Previously we blogged about improving DevOps and SRE job interviews, where we mentioned that DevOps and SRE roles come in various forms but they usually involve two broad types of tasks: building things or fixing things. Imagine a spectrum ranging from 0% to 100% that shows the average amount of time spent by engineering employees on building things vs fixing things. Software engineers lean towards mostly building things whereas DevOps and SREs should ideally be in the middle of that spectrum, meaning they spend around 50% of their time building things (automation, tools, systems engineering) and the other 50% fixing things.
As a company goes through different stages, these time allocations can change. For example, as a company scales, systems can break more often because they are pushed to their boundaries. The company may focus on new features and target new users, paying less attention to fixing root causes or repeating issues. Other times it happens at companies that have legacy systems with low Mean Time Between Failures (MTBF); it can be difficult or expensive to change these systems. Regardless of the underlying causes, it is common to see DevOps and SREs spend significant amounts of time on fixing things. This is not necessarily a bad thing; it’s partly the nature of the work involved in these roles and some people find troubleshooting very rewarding. However, if you are finding that your DevOps and SREs are spending the majority of their time over sustained periods of time fixing issues, then a root cause needs to be addressed. This could also indicate that you do not have enough DevOps or SREs in the company.
This leads us perfectly to the key difference between hiring DevOps/SREs and software engineers. When a role involves spending 50% or more time on troubleshooting and fixing things, it is crucial to look for that skill in the hiring process. You want candidates who are able to do this alongside building automation, tools and doing systems engineering.
Fixing things involves identifying and isolating symptoms, digging deeper to find root causes, and deciding to fix, defer or work around them. DevOps and SREs have to deal with stressful situations that arise when dealing with broken systems, specially ones that cause outages and impact users directly. Being able to stay calm and think clearly under pressure is important. So is being able to communicate in a timely and concise manner. Furthermore, when dealing with production systems, an attitude of “playing it safe” works best where, for example, components are double-checked or backed-up before they are changed as well as having revert steps ready.

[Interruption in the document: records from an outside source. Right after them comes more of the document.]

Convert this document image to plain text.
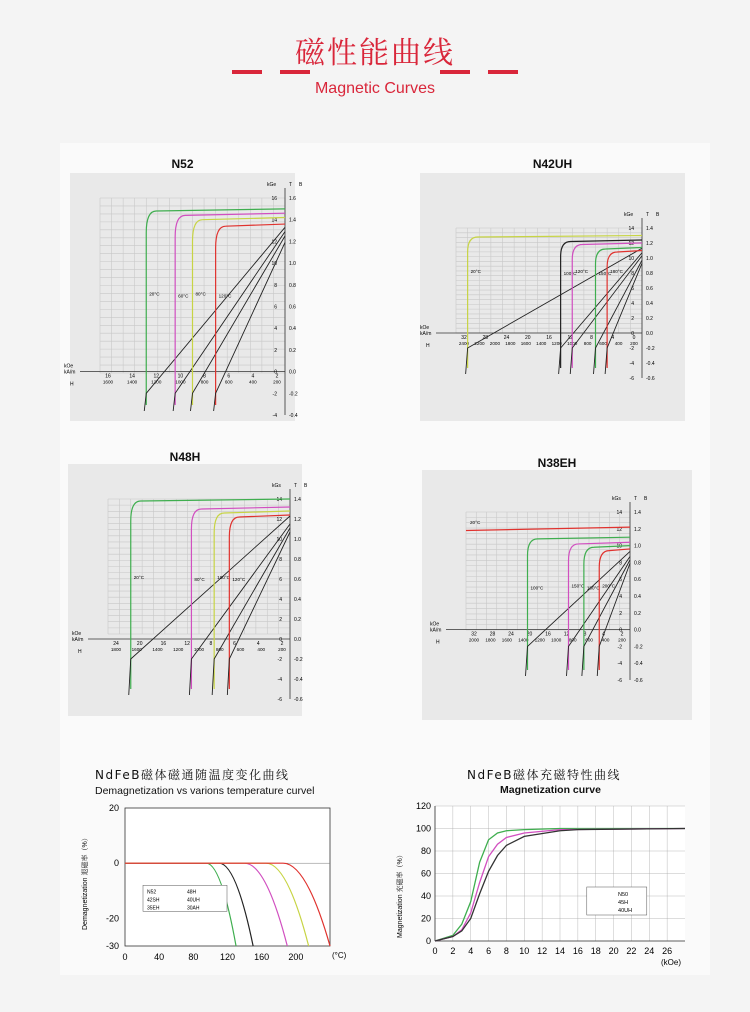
磁性能曲线
Magnetic Curves
N52
kOe
kA/m
H
kGe	T B
16 1.6
14 1.4
12 1.2
10 1.0
8 0.8
6 0.6
4 0.4
2 0.2
0 0.0
-2 -0.2
-4 -0.4
16	14	12	10	8	6	4	2
1600	1400	1200	1000	800	600	400	200
20°C	60°C 80°C	120°C
N42UH
kOe
kA/m
H
kGe	T B
14 1.4
12 1.2
10 1.0
8 0.8
6 0.6
4 0.4
2 0.2
0 0.0
-2 -0.2
-4 -0.4
-6 -0.6
32	28	24	20	16	12	8	4	0
2400 2200 2000 1800 1600 1400 1200 1000 800 600 400 200
20°C	100°C
120°C 150°C
180°C
N48H
kOe
kA/m
H
kGs	T B
14 1.4
12 1.2
10 1.0
8 0.8
6 0.6
4 0.4
2 0.2
0 0.0
-2 -0.2
-4 -0.4
-6 -0.6
24	20	16	12	8	6	4	2
1800 1600 1400 1200 1000	800	600	400	200
20°C	80°C	100°C 120°C
N38EH
kOe
kA/m
H
kGs	T B
14 1.4
12 1.2
10 1.0
8 0.8
6 0.6
4 0.4
2 0.2
0 0.0
-2 -0.2
-4 -0.4
-6 -0.6
32	28	24	20	16	12	8	4	2
2000 1800 1600 1400 1200 1000 800 600 400 200
20°C
100°C	150°C 180°C 200°C
NdFeB磁体磁通随温度变化曲线
Demagnetization vs varions temperature curvel
NdFeB磁体充磁特性曲线
Magnetization curve
20
0
-20
-30
0	40	80 120 160 200	(°C)
Demagnetization 退磁率（%）	N52
42SH
35EH
48H
40UH
30AH
0
20
40
60
80
100
120
0 2 4 6 8 10 12 14 16 18 20 22 24 26
(kOe)
Magnetization 充磁率（%）	N50
45H
40UH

In the same way that you would never hire a software engineer without seeing their coding ability, you should test DevOps and SREs on their troubleshooting abilities. The best way we have found to do this is by using live running scenarios with issues introduced. They provide a rich environment for candidates to demonstrate their troubleshooting skills, how careful they are when making changes to the system, how well they articulate their hypothesis, and whether they put a hack or workaround in place or fix the root cause.
This can be done by running live environments, and breaking different components in the stack, then asking candidates to diagnose and fix the issues. These can then be assessed. For example, if you are hiring for junior positions, you might want to check the basics, so 1-2 easy scenarios; but if you are hiring for senior positions, then a longer 3-5 scenario test covering different aspects is better suited.